When dinner-hour was come the three confederates straightway went home and demanded of their wives whether the goat had come back safely with the provisions, and whether they had duly cooked these according to the directions given. The women, amazed at what they heard, cried out, ‘What fools and numskulls you must be to suppose that a beast like that would do your bidding! You surely have been prettily duped. With your cheating other people every day, it was quite certain you would be caught yourselves at last.”
As soon as the three robbers saw that Scarpafico had verily made fools of them, besides having eased their pockets of fifty golden florins, they were hotly incensed against him, and, having caught up their arms, they set forth to find him, swearing they would have his life. But the cunning priest, who fully expected that the robbers would seek vengeance upon him when they should discover how he had tricked them, had taken counsel with Nina thereanent. ‘Nina,’ he said, ‘take this bladder, which you see is full, and wear it under your dress; then, when these robbers come, I will put all the blame on you, and in my rage will make believe to stab you; but I will thrust the knife in this bladder, and you must fall down as if you were dead. The rest you will leave to me.’

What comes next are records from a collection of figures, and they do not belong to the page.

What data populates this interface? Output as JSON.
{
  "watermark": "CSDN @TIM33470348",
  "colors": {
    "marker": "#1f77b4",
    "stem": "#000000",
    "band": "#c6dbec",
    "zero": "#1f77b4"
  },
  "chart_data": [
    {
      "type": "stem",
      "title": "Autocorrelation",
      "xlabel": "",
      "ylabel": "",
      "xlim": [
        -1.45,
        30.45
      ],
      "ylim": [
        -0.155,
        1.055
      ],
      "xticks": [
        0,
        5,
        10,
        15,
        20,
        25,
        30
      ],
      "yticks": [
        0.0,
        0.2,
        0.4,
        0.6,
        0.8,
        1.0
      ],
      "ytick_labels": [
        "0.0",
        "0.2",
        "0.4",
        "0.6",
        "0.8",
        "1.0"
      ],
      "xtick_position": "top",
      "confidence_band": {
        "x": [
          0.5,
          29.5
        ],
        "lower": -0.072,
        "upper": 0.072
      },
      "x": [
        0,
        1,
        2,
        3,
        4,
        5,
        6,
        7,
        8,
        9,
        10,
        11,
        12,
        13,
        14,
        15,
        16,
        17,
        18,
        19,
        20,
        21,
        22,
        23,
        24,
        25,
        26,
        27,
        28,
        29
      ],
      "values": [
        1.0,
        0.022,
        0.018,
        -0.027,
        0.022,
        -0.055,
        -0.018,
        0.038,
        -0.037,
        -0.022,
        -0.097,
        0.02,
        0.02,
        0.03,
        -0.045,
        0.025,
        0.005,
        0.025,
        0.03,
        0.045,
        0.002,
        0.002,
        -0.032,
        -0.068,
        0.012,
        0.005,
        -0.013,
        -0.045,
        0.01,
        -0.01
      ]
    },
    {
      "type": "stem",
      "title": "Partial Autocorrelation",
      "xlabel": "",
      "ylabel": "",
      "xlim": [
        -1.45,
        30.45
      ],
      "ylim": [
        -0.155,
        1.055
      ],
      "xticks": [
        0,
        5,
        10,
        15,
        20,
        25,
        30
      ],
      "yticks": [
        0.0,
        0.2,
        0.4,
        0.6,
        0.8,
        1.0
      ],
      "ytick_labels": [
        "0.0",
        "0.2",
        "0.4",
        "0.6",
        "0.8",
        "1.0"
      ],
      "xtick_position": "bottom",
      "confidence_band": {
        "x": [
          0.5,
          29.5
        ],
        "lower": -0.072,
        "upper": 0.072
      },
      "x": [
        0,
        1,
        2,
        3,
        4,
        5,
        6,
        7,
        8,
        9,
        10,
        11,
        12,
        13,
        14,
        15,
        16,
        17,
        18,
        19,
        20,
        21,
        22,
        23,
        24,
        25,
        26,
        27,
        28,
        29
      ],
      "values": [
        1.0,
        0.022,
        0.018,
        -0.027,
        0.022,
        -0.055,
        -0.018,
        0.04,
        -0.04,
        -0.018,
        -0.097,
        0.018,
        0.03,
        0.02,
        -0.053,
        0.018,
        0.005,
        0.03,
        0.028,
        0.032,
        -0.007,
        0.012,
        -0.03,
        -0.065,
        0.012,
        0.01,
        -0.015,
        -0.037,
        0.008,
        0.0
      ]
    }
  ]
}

Scarcely had Scarpafico finished speaking when the confederates arrived, and at once made for Scarpafico as if to kill him. ‘Hold, brothers,’ he cried, ‘what you would bring against me is none of my doing, but the work of this servant of mine, most likely on account of some affront of which I know nothing.’ And, turning towards Nina, he struck his knife into the bladder, which he had previously filled with blood, and she forthwith feigned to be dead and fell down, while the blood gushed in streams about where she lay. Then the priest, looking upon his work, made great show of repentance, and bawled out lustily, ‘Oh, wretched man that I am! what have I done in thus foolishly slaying this woman who was the prop of my old age? How shall I manage to live without her?’ But after a little he fetched a bagpipe, made according to a fancy of his own, and blew a tune upon it, until at last Nina jumped up safe and sound, as if recalled to life.